A fiscalização do Município Beta, ao tomar conhecimento de que determinada incorporadora estava iniciando a construção de um grande empreendimento, constatou que esse proceder poderia gerar significativa degradação ambiental. Nesse caso:
- A)como não foi causado nenhum dano ambiental, não há nenhuma medida passível de ser adotada ou exigida pela fiscalização;
Errada, porque a fiscalização ambiental pode agir preventivamente diante do risco de degradação, sem precisar esperar o dano acontecer.
- B)tanto o estudo prévio de impacto ambiental como o posterior exigem a demonstração de dano, sob pena de afronta à presunção de inocência;
Errada, porque o EIA não exige prova de dano consumado; basta a potencialidade de significativa degradação ambiental.
- C)ainda que não tenha sido causado dano ambiental, a existência de risco em potencial permite que seja exigido o estudo prévio de impacto ambiental;
Certa, pois o EIA pode ser exigido quando houver risco potencial de impacto ambiental relevante, mesmo sem dano já ocorrido.

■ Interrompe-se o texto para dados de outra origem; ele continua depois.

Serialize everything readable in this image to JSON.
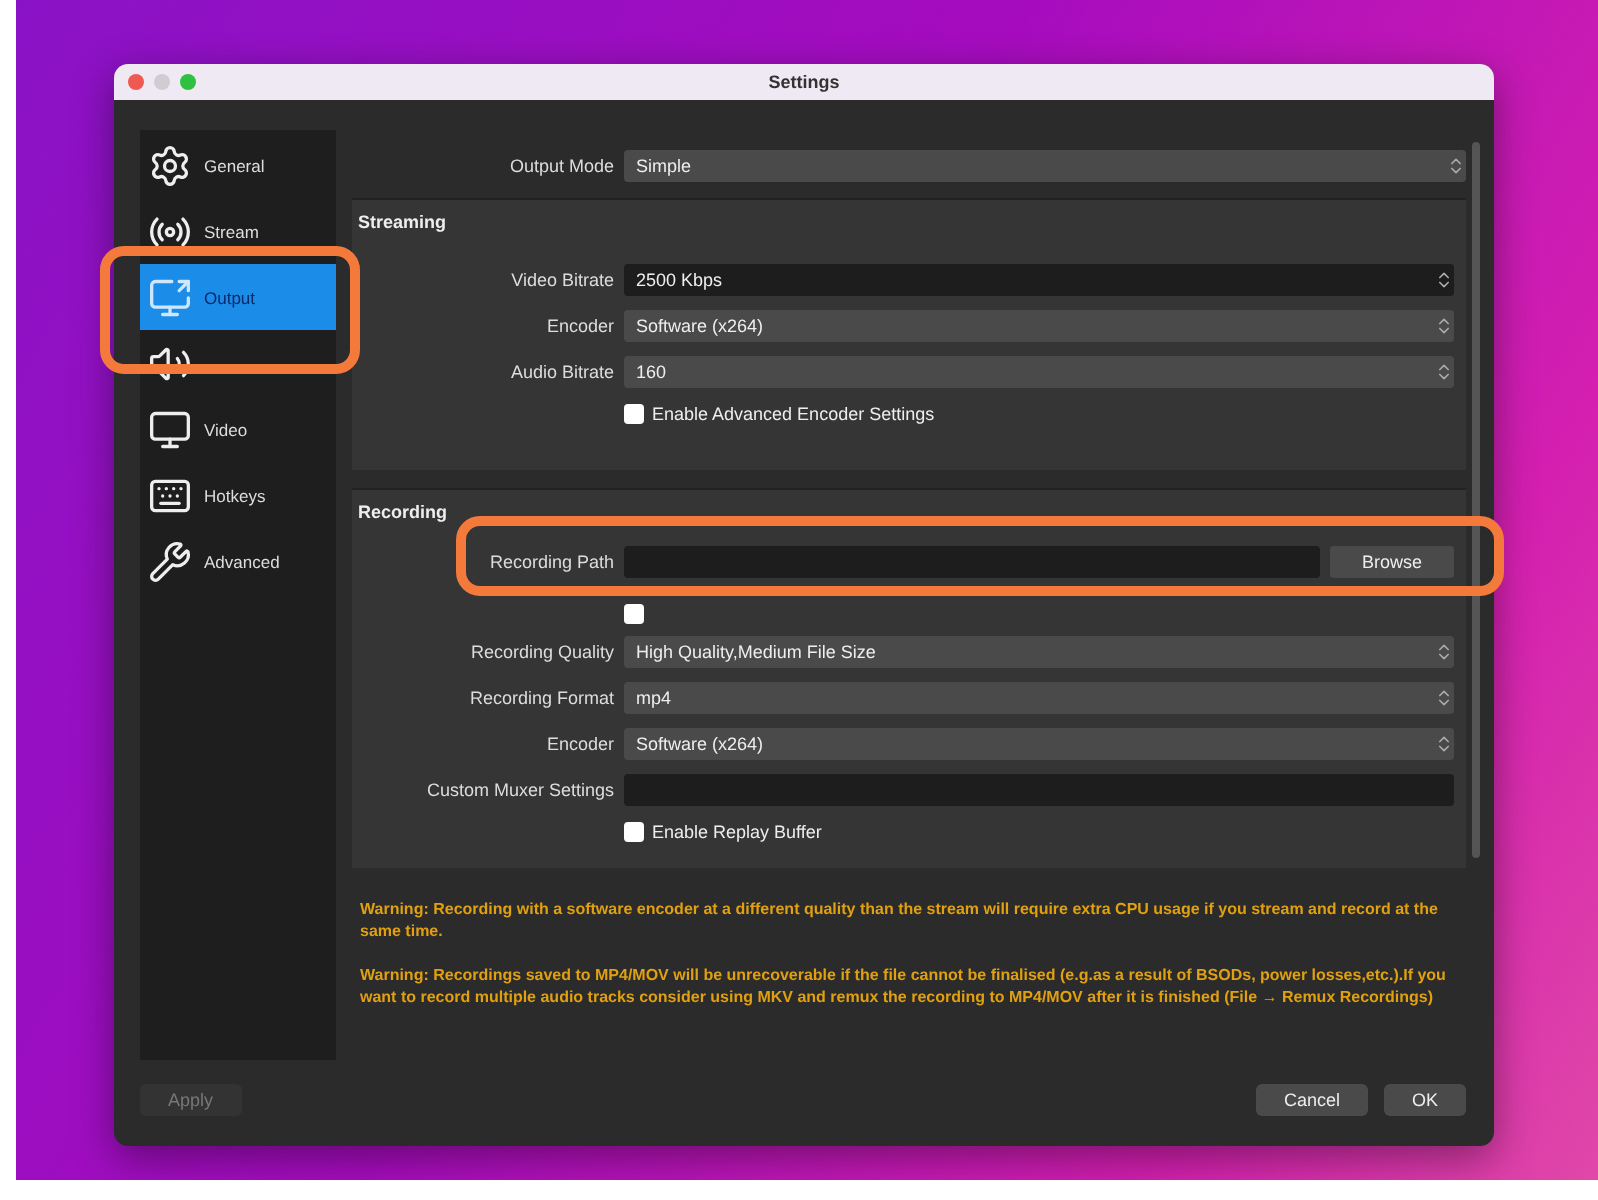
{
  "window": {
    "title": "Settings"
  },
  "sidebar": {
    "items": [
      {
        "kind": "general",
        "label": "General",
        "selected": false
      },
      {
        "kind": "stream",
        "label": "Stream",
        "selected": false
      },
      {
        "kind": "output",
        "label": "Output",
        "selected": true
      },
      {
        "kind": "audio",
        "selected": false
      },
      {
        "kind": "video",
        "label": "Video",
        "selected": false
      },
      {
        "kind": "hotkeys",
        "label": "Hotkeys",
        "selected": false
      },
      {
        "kind": "advanced",
        "label": "Advanced",
        "selected": false
      }
    ]
  },
  "output_mode": {
    "label": "Output Mode",
    "value": "Simple"
  },
  "streaming": {
    "title": "Streaming",
    "rows": [
      {
        "kind": "spin",
        "label": "Video Bitrate",
        "value": "2500 Kbps"
      },
      {
        "kind": "select",
        "label": "Encoder",
        "value": "Software (x264)"
      },
      {
        "kind": "select",
        "label": "Audio Bitrate",
        "value": "160"
      },
      {
        "kind": "checkbox",
        "label": "Enable Advanced Encoder Settings",
        "checked": false
      }
    ]
  },
  "recording": {
    "title": "Recording",
    "rows": [
      {
        "kind": "path",
        "label": "Recording Path",
        "button": "Browse"
      },
      {
        "kind": "checkbox",
        "checked": false
      },
      {
        "kind": "select",
        "label": "Recording Quality",
        "value": "High Quality,Medium File Size"
      },
      {
        "kind": "select",
        "label": "Recording Format",
        "value": "mp4"
      },
      {
        "kind": "select",
        "label": "Encoder",
        "value": "Software (x264)"
      },
      {
        "kind": "text",
        "label": "Custom Muxer Settings"
      },
      {
        "kind": "checkbox",
        "label": "Enable Replay Buffer",
        "checked": false
      }
    ]
  },
  "warnings": [
    "Warning: Recording with a software encoder at a different quality than the stream will require extra CPU usage if you stream and record at the same time.",
    "Warning: Recordings saved to MP4/MOV will be unrecoverable if the file cannot be finalised (e.g.as a result of BSODs, power losses,etc.).If you want to record multiple audio tracks consider using MKV and remux the recording to MP4/MOV after it is finished (File → Remux Recordings)"
  ],
  "buttons": {
    "apply": {
      "label": "Apply",
      "disabled": true
    },
    "cancel": {
      "label": "Cancel"
    },
    "ok": {
      "label": "OK"
    }
  }
}
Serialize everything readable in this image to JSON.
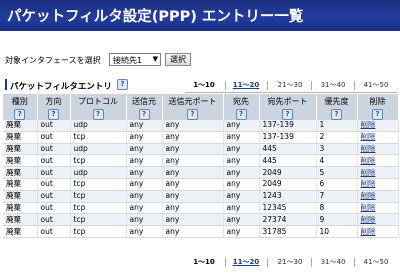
{
  "page": {
    "title": "パケットフィルタ設定(PPP) エントリー一覧"
  },
  "interface_select": {
    "label": "対象インタフェースを選択",
    "value": "接続先1",
    "button": "選択"
  },
  "section": {
    "title": "パケットフィルタエントリ",
    "help_icon": "?"
  },
  "pager": [
    "1〜10",
    "11〜20",
    "21〜30",
    "31〜40",
    "41〜50"
  ],
  "table": {
    "headers": [
      "種別",
      "方向",
      "プロトコル",
      "送信元",
      "送信元ポート",
      "宛先",
      "宛先ポート",
      "優先度",
      "削除"
    ],
    "help_icon": "?",
    "rows": [
      [
        "廃棄",
        "out",
        "udp",
        "any",
        "any",
        "any",
        "137-139",
        "1",
        "削除"
      ],
      [
        "廃棄",
        "out",
        "tcp",
        "any",
        "any",
        "any",
        "137-139",
        "2",
        "削除"
      ],
      [
        "廃棄",
        "out",
        "udp",
        "any",
        "any",
        "any",
        "445",
        "3",
        "削除"
      ],
      [
        "廃棄",
        "out",
        "tcp",
        "any",
        "any",
        "any",
        "445",
        "4",
        "削除"
      ],
      [
        "廃棄",
        "out",
        "udp",
        "any",
        "any",
        "any",
        "2049",
        "5",
        "削除"
      ],
      [
        "廃棄",
        "out",
        "tcp",
        "any",
        "any",
        "any",
        "2049",
        "6",
        "削除"
      ],
      [
        "廃棄",
        "out",
        "tcp",
        "any",
        "any",
        "any",
        "1243",
        "7",
        "削除"
      ],
      [
        "廃棄",
        "out",
        "tcp",
        "any",
        "any",
        "any",
        "12345",
        "8",
        "削除"
      ],
      [
        "廃棄",
        "out",
        "tcp",
        "any",
        "any",
        "any",
        "27374",
        "9",
        "削除"
      ],
      [
        "廃棄",
        "out",
        "tcp",
        "any",
        "any",
        "any",
        "31785",
        "10",
        "削除"
      ]
    ]
  }
}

- D)pode ser exigido o estudo de impacto ambiental, mas apenas após a conclusão do empreendimento, já que somente nesse momento será conhecido o seu potencial lesivo;
Errada, porque o estudo prévio deve ser feito antes da obra, e não apenas depois de concluído o empreendimento.
- E)o empreendimento pode ser concluído sem nenhum óbice, mas isso não impede a realização de estudos para identificar a forma como irá interagir com o meio ambiente.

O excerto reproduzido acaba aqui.